Here he was, he thought, a white guy wearing Jackson Hole outdoor sports clothes driving a new rental very slowly, looking off to the side instead of through the windshield, windows down. He was sending a signal and some of them were picking it up.

The intersection of South State Street and 71st had the right feel to him, he thought. There was a well-lit BP station there, lights so bright and blazing in the dark neighborhood that it was hard to see anything else. Nate noted the young clientele inside the BP convenience store, and the high counters and Plexiglas that had been installed inside to act as a barrier between the clerks and their customers. He backed in on the side of the station, out of the harsh light. He couldn’t see inside the station, and the employees couldn’t see him. Nate scanned the light poles and roofs of adjacent buildings for security cameras. They were there, all right, but he knew as long as he stayed in the rental in the low light, he couldn’t be identified.
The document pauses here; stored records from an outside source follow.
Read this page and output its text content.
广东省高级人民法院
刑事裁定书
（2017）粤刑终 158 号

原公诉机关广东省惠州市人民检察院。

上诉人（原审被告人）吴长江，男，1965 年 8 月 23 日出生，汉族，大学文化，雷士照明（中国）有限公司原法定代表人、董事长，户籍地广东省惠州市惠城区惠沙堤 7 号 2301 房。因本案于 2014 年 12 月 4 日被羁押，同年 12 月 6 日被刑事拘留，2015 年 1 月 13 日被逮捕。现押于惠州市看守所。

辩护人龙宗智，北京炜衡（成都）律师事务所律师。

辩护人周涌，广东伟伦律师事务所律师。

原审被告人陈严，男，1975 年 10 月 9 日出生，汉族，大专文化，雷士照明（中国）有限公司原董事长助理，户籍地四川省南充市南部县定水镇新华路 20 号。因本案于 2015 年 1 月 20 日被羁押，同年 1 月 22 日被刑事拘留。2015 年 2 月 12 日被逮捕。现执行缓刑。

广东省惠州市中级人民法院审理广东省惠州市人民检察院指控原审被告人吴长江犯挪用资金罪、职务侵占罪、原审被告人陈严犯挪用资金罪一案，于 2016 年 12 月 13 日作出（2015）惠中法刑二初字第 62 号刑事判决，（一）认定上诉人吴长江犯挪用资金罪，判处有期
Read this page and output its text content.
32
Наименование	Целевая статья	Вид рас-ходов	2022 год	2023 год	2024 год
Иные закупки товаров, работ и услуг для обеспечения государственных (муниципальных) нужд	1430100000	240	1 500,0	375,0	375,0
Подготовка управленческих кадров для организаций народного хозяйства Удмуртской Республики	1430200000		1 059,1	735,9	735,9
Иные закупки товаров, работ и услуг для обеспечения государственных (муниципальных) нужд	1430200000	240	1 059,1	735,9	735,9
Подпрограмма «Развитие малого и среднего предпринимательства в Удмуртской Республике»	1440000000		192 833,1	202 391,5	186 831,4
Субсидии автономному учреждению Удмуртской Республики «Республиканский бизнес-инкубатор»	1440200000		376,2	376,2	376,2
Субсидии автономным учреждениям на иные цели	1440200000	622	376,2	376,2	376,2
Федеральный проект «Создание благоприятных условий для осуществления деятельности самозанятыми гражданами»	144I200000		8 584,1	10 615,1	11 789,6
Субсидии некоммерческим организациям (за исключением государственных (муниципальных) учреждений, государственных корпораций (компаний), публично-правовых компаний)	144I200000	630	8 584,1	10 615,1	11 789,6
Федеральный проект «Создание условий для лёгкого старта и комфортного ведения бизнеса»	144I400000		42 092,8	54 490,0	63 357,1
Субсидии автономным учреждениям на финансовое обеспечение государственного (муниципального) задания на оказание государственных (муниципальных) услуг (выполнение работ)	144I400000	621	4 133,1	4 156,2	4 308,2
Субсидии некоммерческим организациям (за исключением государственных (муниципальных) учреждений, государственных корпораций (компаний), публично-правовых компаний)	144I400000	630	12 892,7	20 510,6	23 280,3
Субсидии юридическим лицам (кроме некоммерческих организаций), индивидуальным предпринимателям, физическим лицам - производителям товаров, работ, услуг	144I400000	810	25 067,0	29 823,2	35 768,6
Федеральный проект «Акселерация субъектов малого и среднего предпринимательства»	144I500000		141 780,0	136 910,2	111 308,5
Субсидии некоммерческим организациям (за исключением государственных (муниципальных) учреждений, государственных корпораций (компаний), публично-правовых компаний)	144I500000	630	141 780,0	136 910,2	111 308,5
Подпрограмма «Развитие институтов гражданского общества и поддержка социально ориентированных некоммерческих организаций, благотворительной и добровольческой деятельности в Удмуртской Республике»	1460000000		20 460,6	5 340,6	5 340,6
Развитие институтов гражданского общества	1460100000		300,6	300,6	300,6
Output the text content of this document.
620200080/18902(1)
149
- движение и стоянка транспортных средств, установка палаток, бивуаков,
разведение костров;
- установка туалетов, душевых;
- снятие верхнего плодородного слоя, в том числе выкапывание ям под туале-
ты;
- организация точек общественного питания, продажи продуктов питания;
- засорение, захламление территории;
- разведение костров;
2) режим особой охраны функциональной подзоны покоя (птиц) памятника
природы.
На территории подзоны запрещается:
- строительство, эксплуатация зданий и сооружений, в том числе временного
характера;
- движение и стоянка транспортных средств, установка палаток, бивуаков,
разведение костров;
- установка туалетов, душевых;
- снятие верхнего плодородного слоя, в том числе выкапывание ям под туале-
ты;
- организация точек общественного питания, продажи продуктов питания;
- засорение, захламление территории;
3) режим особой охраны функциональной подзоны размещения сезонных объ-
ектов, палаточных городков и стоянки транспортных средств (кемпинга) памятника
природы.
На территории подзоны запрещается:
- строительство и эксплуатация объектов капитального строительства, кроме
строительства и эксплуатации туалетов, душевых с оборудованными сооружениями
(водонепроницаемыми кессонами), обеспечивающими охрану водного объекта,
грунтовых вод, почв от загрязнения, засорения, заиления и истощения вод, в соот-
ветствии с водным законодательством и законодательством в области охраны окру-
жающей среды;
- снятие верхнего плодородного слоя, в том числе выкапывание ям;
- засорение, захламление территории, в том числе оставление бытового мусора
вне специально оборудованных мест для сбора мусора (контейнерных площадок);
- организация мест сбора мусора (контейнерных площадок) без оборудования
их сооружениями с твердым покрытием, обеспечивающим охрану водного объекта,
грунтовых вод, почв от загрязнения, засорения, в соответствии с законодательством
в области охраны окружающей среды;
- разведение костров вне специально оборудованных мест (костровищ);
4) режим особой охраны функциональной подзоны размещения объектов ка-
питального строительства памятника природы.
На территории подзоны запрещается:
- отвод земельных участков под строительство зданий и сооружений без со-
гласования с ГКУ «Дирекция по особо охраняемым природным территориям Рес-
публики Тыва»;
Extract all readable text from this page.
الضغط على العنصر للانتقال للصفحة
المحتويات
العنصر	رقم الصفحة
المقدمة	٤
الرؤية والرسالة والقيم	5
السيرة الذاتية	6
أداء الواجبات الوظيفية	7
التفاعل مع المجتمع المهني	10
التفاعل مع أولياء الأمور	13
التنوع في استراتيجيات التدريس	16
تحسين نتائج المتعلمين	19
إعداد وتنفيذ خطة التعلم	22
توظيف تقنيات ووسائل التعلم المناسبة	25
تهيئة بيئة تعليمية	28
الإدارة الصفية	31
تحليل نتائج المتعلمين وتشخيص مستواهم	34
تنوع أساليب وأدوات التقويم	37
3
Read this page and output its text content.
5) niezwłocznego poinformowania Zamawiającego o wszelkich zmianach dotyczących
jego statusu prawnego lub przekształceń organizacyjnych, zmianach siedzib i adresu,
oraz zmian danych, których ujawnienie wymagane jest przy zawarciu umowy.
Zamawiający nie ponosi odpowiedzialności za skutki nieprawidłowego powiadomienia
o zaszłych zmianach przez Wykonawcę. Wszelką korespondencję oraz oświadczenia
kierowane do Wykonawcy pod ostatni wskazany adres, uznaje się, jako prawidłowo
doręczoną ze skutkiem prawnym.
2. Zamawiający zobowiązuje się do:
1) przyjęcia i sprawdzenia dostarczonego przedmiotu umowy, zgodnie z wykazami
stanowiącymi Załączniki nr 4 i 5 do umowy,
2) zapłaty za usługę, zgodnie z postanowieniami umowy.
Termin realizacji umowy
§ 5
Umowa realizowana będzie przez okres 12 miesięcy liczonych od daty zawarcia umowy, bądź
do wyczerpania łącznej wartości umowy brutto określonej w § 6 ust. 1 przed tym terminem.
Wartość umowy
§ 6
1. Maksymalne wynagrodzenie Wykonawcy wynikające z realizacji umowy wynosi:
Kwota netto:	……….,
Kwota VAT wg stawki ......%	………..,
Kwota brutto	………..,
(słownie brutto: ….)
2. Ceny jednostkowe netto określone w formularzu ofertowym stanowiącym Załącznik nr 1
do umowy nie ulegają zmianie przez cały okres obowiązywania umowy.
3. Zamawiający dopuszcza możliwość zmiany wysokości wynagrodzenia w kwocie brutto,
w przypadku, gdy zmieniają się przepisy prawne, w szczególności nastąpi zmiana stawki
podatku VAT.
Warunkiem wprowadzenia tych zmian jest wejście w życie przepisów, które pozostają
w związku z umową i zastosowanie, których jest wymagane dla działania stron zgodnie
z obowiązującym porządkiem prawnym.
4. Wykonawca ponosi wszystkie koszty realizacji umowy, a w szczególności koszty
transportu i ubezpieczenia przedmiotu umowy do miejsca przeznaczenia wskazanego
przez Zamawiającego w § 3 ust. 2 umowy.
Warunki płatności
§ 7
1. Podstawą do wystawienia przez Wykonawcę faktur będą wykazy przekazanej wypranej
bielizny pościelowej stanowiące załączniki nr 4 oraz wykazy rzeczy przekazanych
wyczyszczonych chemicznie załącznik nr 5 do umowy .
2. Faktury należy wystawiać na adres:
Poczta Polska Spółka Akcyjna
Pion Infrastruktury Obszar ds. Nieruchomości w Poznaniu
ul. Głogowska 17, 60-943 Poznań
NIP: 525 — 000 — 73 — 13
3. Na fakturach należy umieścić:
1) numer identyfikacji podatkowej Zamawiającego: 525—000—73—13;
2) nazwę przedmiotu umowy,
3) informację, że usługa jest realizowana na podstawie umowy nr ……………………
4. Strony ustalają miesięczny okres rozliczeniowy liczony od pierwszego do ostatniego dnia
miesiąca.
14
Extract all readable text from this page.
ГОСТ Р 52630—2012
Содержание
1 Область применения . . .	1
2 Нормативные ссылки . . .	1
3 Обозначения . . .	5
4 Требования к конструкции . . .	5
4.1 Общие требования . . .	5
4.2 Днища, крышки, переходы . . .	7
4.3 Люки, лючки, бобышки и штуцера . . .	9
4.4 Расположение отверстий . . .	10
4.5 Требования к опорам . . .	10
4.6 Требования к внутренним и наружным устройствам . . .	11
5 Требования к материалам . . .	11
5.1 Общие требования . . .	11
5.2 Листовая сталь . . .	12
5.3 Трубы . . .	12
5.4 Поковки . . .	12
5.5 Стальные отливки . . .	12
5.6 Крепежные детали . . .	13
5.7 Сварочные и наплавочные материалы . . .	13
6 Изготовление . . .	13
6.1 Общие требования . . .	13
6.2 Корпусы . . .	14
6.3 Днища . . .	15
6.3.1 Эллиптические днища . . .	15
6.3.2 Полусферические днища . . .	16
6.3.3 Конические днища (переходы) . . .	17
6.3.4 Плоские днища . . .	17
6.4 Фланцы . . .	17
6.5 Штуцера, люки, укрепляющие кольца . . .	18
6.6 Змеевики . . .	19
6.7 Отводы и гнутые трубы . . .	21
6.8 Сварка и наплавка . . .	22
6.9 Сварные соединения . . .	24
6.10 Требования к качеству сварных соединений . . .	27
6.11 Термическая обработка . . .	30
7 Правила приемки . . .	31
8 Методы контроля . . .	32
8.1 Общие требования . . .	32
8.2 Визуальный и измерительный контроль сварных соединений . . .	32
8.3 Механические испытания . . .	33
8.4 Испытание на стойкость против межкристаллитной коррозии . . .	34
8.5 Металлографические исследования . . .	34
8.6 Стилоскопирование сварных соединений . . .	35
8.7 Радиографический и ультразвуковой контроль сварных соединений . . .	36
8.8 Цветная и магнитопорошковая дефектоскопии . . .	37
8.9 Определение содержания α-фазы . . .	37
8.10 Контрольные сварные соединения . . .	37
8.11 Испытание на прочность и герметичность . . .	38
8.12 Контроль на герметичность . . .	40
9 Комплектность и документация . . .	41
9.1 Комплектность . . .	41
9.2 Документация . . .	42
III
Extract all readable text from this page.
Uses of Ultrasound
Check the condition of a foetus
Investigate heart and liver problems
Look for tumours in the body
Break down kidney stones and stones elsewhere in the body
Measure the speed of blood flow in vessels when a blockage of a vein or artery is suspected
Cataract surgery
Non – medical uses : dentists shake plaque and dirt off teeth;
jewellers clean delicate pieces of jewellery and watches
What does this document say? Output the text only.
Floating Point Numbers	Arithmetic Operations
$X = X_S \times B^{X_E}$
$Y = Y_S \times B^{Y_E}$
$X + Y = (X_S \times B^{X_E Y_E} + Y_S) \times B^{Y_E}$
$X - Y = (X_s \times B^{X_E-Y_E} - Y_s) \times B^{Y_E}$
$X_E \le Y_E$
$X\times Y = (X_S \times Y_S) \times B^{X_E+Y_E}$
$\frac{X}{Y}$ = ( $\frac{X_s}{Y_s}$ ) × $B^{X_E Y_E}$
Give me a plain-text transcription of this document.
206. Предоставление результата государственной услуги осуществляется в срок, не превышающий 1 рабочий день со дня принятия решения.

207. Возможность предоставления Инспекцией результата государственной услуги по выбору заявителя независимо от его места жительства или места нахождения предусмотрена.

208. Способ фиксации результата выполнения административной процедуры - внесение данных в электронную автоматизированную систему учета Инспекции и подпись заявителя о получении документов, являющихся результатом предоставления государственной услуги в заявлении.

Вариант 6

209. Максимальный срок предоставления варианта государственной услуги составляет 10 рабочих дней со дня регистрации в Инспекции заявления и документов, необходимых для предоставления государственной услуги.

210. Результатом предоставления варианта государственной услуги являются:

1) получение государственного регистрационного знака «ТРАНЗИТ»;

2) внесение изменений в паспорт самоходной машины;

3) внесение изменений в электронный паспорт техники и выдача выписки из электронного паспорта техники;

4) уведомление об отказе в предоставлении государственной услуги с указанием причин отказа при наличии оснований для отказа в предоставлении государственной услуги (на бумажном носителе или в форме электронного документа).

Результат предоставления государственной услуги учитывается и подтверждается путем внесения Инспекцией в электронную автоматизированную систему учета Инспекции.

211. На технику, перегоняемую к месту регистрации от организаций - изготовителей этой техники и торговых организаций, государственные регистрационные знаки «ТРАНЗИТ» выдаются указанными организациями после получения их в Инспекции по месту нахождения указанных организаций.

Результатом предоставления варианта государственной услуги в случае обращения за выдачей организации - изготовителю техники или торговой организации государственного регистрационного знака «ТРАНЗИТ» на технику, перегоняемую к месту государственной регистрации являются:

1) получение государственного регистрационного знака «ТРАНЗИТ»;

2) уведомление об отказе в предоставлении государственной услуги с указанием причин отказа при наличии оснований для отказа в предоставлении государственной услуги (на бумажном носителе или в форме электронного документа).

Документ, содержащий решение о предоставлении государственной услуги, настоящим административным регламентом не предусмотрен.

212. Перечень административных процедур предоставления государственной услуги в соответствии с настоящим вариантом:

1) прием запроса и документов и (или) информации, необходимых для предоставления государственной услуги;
It was a noisy intersection. Vehicles streamed below the State Street overpass, and he heard snatches of heavy bass from open windows. But on top it was a different level of darkness and mood.

Low-slung retail shops lined 71st: tattoo parlors, pawnshops, dollar stores, hair salons. Accordion-style security gates were up across the doors, and every window he could see was barred. Lights from inside the closed shops were dull and soft.